Nous sommes sous la véranda, à l’abri du vent et du soleil.  Jasmina est assise dans un rocking-chair, et se balance. Elle est vêtue de clair, je ne l’ai jamais vue en sombre, même après la mort de ses parents, même après le départ de son mari, même après l‘abandon de ses enfants. Même après la fête de ses nonante ans.

Elle a toujours porté l’uniforme bleu clair des employés du domaine, et quoique elle ait cessé de travailler depuis des décennies,  elle a gardé le costume, la jupe longue à mi-mollet d’un bleu céleste, le corsage blanc, la longue blouse de travail recouvrant le tout, arrivant à mi jupe, “powder blue” , d‘un bleu très clair avec ses initiales brodées en bleu marine.

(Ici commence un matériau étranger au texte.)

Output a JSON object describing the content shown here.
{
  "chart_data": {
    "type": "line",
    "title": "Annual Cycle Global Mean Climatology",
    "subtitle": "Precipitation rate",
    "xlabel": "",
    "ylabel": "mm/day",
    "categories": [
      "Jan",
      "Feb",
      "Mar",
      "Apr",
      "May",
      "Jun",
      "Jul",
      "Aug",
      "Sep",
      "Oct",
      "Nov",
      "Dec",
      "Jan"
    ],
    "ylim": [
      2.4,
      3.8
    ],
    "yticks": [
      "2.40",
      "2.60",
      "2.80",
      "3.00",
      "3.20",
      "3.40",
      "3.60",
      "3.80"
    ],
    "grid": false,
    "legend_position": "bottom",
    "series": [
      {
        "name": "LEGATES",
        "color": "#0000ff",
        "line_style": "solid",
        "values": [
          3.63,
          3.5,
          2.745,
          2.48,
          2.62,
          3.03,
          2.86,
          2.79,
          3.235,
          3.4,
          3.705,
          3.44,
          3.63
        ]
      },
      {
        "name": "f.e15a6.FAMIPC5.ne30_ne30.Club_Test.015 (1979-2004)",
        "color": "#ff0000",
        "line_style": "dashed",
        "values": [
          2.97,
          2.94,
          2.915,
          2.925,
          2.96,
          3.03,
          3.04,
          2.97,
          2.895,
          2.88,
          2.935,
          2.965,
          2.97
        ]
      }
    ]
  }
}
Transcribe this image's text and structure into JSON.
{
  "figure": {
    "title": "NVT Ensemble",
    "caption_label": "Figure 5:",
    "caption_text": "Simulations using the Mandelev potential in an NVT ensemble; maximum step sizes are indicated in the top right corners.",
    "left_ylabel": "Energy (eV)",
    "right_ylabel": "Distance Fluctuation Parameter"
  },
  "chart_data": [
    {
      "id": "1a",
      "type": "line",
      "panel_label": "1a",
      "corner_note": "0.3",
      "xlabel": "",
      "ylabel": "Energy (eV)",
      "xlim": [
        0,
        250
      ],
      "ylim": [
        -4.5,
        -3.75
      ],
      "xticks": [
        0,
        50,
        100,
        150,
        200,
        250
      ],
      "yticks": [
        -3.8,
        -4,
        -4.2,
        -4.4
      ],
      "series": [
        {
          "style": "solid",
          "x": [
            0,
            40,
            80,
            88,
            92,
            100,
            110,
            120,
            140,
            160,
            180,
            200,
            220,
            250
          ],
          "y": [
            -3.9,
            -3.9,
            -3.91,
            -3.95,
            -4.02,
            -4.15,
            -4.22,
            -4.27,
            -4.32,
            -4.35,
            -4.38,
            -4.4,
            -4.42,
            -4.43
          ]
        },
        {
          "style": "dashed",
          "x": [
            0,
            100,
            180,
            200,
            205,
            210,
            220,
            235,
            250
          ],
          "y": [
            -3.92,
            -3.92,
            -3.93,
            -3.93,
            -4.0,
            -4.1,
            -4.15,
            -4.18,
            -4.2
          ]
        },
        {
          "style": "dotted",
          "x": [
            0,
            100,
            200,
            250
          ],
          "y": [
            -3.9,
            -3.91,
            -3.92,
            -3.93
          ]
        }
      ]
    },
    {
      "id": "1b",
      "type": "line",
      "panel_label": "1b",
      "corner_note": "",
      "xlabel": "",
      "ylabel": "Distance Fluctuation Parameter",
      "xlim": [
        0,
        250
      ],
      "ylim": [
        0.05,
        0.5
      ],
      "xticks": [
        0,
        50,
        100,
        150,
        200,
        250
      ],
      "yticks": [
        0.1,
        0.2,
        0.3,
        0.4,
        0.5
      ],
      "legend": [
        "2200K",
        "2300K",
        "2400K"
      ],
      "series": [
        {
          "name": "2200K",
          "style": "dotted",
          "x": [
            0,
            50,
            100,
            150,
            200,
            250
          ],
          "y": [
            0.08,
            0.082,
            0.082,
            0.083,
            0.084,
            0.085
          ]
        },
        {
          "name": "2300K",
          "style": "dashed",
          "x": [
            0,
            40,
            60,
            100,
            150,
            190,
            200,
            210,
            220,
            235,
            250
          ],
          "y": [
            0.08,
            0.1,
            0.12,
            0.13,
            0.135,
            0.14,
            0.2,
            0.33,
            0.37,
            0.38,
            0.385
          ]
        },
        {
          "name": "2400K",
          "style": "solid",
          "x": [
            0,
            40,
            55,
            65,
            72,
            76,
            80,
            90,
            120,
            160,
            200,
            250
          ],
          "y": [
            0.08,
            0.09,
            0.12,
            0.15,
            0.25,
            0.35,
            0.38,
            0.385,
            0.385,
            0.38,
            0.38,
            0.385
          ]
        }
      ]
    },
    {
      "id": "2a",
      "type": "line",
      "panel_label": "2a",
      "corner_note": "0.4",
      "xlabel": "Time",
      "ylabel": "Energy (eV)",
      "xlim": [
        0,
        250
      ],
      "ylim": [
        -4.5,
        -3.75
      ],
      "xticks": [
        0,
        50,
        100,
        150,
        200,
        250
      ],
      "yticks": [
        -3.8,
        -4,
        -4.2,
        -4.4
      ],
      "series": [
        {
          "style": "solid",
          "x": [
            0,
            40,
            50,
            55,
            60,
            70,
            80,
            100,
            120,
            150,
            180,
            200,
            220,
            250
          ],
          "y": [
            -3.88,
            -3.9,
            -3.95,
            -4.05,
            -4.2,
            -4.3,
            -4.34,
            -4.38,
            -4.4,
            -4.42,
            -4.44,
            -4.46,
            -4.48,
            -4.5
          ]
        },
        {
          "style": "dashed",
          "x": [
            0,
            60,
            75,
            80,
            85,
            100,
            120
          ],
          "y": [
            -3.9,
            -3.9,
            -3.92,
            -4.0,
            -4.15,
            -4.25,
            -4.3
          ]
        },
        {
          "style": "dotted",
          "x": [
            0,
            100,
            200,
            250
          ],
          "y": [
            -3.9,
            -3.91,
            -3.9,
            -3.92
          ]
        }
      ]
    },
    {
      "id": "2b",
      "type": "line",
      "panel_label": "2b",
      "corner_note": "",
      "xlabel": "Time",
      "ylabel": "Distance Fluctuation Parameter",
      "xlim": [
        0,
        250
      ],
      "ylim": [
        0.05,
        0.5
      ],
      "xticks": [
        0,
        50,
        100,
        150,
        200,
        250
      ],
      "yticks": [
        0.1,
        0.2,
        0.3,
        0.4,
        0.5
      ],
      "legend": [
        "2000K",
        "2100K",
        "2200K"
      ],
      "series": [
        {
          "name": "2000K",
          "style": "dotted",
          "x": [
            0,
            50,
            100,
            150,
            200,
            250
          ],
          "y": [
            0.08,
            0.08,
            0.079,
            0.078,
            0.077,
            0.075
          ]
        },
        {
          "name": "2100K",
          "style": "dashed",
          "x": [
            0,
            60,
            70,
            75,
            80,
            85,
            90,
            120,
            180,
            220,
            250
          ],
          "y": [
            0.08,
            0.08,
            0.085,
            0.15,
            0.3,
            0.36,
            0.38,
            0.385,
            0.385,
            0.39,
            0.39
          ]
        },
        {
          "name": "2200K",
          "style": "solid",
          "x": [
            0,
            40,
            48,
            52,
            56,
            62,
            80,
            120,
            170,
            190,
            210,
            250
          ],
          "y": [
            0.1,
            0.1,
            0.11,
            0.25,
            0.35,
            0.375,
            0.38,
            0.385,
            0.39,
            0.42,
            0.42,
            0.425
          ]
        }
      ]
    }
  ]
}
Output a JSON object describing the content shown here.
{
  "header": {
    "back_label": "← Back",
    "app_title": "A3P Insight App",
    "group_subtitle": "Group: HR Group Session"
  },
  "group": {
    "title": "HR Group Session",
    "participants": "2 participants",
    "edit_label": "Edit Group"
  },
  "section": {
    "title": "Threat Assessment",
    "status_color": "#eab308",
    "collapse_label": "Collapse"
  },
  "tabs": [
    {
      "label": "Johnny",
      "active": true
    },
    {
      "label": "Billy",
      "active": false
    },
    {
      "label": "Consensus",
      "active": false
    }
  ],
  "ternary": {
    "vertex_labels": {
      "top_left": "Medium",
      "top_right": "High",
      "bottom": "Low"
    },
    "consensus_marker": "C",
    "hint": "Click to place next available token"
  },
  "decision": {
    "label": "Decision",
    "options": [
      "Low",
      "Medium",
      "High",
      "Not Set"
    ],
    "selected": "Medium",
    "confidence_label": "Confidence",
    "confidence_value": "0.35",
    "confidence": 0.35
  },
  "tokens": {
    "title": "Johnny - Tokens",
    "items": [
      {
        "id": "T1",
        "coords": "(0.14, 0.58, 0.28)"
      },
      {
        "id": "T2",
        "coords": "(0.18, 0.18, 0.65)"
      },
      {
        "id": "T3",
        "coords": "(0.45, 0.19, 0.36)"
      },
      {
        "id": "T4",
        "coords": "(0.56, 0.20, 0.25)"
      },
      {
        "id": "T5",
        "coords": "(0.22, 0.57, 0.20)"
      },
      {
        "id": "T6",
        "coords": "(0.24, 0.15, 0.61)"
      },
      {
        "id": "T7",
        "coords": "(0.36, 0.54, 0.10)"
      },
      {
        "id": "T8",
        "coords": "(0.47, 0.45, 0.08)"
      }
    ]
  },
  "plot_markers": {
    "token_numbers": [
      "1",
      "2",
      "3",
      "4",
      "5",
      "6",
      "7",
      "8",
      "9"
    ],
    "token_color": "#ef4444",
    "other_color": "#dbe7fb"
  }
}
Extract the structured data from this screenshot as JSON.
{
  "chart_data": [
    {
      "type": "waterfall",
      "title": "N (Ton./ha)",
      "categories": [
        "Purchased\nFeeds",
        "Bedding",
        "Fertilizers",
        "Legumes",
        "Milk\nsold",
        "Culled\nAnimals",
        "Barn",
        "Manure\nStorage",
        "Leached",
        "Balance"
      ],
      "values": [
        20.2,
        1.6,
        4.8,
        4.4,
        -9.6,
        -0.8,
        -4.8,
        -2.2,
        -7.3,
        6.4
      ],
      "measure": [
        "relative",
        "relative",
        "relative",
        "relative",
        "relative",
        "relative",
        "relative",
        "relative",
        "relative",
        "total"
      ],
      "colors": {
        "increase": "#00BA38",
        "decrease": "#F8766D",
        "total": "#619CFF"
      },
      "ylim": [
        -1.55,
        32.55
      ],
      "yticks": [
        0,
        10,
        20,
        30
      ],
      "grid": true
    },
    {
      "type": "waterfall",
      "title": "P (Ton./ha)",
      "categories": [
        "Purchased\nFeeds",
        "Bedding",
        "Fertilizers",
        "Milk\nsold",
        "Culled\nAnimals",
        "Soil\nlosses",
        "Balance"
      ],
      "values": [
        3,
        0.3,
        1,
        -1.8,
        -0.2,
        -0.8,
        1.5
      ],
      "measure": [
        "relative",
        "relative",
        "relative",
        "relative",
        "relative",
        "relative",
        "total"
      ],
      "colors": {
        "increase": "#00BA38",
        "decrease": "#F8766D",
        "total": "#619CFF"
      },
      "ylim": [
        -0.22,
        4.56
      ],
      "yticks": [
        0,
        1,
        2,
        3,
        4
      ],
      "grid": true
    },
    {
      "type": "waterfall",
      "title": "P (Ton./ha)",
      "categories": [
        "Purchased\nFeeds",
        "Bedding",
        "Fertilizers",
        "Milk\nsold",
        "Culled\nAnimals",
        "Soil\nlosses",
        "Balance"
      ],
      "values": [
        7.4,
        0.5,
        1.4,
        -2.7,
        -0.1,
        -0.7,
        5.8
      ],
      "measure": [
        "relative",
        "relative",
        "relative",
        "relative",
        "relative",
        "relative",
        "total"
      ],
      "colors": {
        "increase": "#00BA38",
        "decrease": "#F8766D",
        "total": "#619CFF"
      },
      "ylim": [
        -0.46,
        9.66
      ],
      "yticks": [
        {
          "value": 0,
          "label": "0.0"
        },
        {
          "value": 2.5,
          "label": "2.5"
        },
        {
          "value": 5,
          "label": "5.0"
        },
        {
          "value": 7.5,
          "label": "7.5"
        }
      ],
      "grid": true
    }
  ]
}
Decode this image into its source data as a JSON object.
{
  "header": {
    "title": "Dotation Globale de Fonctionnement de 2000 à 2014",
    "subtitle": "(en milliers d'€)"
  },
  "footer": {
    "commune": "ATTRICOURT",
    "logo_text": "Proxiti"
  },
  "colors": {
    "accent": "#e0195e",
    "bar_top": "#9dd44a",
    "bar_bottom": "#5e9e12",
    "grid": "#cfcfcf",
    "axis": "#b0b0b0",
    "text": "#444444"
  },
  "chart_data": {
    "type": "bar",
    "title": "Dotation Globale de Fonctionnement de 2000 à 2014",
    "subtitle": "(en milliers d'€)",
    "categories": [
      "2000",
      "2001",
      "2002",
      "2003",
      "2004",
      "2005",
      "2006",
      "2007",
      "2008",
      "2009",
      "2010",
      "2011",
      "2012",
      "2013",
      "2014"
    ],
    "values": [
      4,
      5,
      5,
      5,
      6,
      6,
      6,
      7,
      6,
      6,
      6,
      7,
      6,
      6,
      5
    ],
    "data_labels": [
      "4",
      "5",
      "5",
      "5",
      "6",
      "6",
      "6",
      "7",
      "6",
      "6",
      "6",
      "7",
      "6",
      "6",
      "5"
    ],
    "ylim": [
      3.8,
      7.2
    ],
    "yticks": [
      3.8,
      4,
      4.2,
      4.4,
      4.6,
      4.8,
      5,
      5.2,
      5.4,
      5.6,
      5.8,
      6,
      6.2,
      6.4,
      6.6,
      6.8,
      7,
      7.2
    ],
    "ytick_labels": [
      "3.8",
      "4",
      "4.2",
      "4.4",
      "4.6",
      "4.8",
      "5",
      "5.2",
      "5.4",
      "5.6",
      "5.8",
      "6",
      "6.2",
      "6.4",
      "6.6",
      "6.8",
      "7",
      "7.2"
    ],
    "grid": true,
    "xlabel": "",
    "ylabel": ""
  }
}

J’aime venir chez elle au petit matin, par les jours calmes, lorsque nous pouvons entendre, venant de notre gauche, le ressac des vagues sur la plage. J’apporte les petits croissants, j’aime boire avec elle le café dans les tasses jolies qui lui furent offertes il y a vingt ans, le jour où elle est partie à la retraite ; j’aime me prélasser dans la balancelle accrochée aux poutres de la véranda ; et par-dessus tout, j’aime l’écouter.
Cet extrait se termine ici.